I find your essay arrogant and confused in its reasoning. Arrogant because you are clearly unhappy that anyone could think you would be swayed by gifts and smooth talk, when the evidence says that you are only human, and all humans are swayed by gifts and smooth talk. You seem to think that physicians are somehow immune to the blandishments which work on lesser mortals. Well, I’ve been to medical school, suffered through the torturous apprenticeship which is residency (in emergency medicine), and practiced emergency medicine for 16 years, and as yet I have not found myself a higher, or more enlightened person because of it; nor have I noted that my colleagues are in much better case, much as I respect them (and you, as one who has done the same). We are men and women just like our patients; education and training has not gifted us with better personalities, merely better knowledge.

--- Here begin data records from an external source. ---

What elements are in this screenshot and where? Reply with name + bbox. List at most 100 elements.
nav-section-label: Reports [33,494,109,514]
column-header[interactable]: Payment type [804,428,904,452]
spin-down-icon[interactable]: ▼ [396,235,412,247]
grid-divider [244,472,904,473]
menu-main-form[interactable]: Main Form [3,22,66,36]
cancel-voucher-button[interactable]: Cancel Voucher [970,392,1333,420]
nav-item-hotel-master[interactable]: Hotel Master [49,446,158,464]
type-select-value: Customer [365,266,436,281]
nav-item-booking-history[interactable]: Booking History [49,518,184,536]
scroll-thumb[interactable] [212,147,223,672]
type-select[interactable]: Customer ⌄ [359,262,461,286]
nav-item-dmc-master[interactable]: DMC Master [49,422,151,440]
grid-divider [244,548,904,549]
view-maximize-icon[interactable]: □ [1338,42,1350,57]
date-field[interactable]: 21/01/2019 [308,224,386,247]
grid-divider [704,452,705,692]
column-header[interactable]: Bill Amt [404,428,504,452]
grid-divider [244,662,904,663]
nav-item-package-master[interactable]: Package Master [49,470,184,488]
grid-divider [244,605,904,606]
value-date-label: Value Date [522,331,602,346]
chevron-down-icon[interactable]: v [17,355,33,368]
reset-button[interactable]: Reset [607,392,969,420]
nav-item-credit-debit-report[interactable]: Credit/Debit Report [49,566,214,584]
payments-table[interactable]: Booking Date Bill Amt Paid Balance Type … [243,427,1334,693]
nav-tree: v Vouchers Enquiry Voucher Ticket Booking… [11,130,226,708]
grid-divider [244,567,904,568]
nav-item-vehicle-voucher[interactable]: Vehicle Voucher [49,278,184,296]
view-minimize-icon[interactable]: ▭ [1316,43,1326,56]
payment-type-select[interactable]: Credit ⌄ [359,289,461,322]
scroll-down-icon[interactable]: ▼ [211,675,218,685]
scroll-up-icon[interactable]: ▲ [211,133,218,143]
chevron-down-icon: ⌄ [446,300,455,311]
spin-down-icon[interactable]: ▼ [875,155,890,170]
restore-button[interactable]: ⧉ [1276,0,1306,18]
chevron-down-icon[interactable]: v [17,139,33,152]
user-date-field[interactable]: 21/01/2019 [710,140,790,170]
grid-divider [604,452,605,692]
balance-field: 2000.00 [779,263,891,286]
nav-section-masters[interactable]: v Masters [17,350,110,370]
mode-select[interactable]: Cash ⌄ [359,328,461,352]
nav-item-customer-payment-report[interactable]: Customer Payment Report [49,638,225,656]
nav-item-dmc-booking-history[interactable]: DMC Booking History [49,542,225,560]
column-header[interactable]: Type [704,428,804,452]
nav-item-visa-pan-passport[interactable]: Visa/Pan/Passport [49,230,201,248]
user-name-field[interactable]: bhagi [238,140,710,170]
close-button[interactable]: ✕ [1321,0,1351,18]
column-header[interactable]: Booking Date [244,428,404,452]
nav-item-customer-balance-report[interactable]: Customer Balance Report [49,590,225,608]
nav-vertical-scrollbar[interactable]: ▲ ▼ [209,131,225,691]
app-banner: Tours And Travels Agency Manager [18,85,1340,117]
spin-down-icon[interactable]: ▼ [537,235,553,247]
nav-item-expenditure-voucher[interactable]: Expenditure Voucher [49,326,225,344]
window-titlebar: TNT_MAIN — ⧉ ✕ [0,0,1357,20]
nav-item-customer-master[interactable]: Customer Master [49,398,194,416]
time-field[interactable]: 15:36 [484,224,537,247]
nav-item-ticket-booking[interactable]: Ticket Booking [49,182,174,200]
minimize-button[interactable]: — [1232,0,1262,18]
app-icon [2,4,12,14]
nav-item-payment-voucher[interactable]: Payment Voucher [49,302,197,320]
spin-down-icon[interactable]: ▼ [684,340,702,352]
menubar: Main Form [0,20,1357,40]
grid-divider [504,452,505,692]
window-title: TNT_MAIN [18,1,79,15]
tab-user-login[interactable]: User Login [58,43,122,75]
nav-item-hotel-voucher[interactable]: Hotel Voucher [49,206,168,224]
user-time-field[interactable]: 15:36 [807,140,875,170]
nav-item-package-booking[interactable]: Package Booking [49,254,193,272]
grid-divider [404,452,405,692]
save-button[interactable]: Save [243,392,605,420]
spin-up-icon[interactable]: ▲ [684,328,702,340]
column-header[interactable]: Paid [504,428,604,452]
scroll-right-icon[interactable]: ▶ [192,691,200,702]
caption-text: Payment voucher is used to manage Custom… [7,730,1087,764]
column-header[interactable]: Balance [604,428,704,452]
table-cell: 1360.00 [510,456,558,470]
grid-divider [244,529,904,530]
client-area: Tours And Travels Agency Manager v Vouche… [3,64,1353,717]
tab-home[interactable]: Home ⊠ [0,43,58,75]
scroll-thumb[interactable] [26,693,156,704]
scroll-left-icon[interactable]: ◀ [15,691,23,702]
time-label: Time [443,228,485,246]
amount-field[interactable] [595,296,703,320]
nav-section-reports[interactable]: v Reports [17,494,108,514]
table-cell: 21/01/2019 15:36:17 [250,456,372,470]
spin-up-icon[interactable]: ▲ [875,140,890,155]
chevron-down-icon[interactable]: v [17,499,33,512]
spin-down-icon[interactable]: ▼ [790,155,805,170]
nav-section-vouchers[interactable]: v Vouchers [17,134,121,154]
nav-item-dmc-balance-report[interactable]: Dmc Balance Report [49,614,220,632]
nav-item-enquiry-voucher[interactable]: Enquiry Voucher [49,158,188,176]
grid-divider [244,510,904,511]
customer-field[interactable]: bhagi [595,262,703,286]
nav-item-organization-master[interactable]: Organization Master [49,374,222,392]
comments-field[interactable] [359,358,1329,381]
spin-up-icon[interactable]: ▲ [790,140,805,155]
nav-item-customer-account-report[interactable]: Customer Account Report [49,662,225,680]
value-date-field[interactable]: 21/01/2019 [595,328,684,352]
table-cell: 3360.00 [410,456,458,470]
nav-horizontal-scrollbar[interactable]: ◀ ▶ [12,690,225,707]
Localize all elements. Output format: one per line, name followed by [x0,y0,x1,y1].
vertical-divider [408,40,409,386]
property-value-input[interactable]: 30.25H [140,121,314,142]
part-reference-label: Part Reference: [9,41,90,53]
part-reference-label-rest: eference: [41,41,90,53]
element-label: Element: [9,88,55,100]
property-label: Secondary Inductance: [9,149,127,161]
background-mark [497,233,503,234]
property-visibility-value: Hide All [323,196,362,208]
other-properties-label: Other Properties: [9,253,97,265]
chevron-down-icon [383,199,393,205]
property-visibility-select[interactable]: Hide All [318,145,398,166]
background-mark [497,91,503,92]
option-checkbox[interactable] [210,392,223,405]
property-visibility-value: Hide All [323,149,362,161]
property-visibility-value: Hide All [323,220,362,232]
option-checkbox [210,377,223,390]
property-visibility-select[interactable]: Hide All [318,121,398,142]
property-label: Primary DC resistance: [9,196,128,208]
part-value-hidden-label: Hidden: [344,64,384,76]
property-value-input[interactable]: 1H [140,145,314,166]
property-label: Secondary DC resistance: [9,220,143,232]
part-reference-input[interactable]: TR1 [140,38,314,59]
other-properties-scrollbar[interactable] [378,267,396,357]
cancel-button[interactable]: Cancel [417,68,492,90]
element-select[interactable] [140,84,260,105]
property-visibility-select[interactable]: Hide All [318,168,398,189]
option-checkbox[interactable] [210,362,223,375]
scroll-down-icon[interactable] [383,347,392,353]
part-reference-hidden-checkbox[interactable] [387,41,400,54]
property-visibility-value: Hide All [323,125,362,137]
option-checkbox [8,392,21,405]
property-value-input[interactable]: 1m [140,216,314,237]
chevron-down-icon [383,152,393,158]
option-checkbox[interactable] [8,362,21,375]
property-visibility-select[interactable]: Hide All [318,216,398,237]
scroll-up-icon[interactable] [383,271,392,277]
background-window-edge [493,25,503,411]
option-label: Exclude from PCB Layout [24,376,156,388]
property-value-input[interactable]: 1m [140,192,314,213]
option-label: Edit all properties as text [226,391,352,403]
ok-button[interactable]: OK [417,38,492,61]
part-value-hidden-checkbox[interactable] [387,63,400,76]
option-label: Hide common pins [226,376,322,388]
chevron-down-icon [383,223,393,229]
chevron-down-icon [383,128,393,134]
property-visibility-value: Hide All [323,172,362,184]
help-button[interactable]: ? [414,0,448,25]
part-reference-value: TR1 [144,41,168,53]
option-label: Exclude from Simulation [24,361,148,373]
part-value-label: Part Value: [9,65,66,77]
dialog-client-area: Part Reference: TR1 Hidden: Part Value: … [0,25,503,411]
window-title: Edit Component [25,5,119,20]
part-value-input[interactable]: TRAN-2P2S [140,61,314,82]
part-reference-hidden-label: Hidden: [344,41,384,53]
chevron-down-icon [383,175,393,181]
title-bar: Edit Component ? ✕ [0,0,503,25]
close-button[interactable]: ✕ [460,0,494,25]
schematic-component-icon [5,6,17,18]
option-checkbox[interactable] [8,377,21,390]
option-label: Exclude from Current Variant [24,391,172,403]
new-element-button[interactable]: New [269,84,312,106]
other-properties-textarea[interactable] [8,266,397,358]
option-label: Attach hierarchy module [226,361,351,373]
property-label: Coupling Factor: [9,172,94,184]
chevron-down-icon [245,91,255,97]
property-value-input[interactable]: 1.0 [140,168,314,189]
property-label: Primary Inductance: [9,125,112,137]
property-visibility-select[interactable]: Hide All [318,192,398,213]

Moreover, you confuse the issue of gifts with the issue of generic substitution, which is unhelpful at best, and deceptive at worst. If brand names are better, then I expect you (or any other defender of the practice) to cite evidence suitable for publication in its defense. The plural of anecdote is anecdotes, not data; no matter how many patients you’ve personally seen with the problem, it has not, when studied, risen to the level of evidence. Perhaps you are subtly sabotaging your patients expectations? After all, the one constant in your prescribing outcomes is you.